Musical Instruments from the South Stoa at Corinth: Type, Function, and Chronology (20 min)


Abigail Bradford, University of Virginia


The date and function of the South Stoa at Corinth has been in question since its discovery in 1896, a question still being explored in recent publications by Kathleen Warner Slane, David Scahill, and Sarah James. The wells located in the South Stoa shops, in particular, present a complex chronology that further complicates the history of the building. One body of evidence, however, has yet to see careful examination in the analysis of the South Stoa: the 12 instrument fragments found in and around the building. The 12 fragments represent three types of wind instruments: the aulos (or “double-pipe”), the side flute (similar to the modern flute), and the salpinx (a type of elongated horn). Out of the 33 South Stoa shops eight produced instrument fragments from their associated wells, and the additional four fragments were found in the immediate area around the stoa. Interestingly, three sets of joins are confirmed among the fragments: one joined aulos (MF 4740 A-B) on display in the Archaeological Museum of Ancient Corinth and two joins (one aulos and one side flute) observed in the fragments in storage.
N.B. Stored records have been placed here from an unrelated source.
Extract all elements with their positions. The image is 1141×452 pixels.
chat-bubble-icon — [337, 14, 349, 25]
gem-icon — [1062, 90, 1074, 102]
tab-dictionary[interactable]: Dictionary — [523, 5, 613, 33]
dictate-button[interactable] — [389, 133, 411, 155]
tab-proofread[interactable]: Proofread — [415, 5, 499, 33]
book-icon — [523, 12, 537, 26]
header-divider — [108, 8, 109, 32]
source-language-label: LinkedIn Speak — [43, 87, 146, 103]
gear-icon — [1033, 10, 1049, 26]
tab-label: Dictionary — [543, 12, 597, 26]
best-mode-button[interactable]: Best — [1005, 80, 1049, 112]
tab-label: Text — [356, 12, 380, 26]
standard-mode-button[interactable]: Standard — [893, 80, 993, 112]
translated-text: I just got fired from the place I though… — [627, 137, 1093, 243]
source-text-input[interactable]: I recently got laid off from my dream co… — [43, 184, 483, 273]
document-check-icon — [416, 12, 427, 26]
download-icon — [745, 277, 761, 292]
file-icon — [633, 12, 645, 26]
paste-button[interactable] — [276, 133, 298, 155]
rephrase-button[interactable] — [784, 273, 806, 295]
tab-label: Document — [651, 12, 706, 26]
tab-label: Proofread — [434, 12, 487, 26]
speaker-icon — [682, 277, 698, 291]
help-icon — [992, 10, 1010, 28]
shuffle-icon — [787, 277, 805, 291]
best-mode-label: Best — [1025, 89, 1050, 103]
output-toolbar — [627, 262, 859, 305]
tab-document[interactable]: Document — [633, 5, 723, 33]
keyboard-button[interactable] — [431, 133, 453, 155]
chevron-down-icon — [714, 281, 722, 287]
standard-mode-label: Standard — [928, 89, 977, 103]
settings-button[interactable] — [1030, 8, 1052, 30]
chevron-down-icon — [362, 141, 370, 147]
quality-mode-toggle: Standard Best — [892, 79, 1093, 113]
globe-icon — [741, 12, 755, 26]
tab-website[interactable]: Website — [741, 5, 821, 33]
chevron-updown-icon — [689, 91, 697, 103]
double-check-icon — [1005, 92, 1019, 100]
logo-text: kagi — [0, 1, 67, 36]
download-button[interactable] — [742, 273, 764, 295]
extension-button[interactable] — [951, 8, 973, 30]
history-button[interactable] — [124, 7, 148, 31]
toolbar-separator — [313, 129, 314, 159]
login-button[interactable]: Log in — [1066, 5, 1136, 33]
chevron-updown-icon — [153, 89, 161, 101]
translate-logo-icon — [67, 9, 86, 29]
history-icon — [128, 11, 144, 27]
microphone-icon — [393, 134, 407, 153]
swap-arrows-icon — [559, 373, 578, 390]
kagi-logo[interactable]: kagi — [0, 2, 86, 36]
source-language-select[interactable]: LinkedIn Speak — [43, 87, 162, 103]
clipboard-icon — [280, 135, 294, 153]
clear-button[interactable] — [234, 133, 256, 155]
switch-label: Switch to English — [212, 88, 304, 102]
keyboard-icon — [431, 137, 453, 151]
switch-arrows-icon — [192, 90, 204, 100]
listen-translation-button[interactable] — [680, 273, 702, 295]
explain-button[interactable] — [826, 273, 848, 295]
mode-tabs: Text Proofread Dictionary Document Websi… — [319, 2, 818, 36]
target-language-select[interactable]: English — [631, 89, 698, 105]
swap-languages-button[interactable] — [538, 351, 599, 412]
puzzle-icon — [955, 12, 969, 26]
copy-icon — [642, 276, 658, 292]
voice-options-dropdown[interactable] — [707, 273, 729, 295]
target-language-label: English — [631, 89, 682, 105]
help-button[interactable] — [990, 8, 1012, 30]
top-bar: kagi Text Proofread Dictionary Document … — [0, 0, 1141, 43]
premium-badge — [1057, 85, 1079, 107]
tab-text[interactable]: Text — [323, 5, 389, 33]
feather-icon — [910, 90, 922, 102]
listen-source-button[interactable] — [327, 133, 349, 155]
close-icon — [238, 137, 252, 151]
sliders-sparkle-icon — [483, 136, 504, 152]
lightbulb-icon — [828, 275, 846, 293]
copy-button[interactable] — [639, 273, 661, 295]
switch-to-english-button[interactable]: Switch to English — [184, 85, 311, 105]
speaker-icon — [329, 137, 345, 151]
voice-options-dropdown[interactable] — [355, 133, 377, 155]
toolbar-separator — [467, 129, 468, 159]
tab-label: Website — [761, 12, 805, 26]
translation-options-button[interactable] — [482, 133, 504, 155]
Especially unusual are the presence of the side flute (a relatively rare instrument with strong pastoral connotations) and salpinx (typically used in battle or heralding events), which give serious reason for a reassessment of the activities that took place in and around the South Stoa. The proposed paper will utilize the instrument fragments as additional chronological tools for reconstructing the history of the building (largely corroborating a construction date of 300–275 B.C.E. proposed by Slane and originally established by McPhee and Pemberton in Corinth VII.6) as well as painting a richer picture of the musical culture in Corinth (and indeed across Greece) that began to flourish in the Hellenistic period.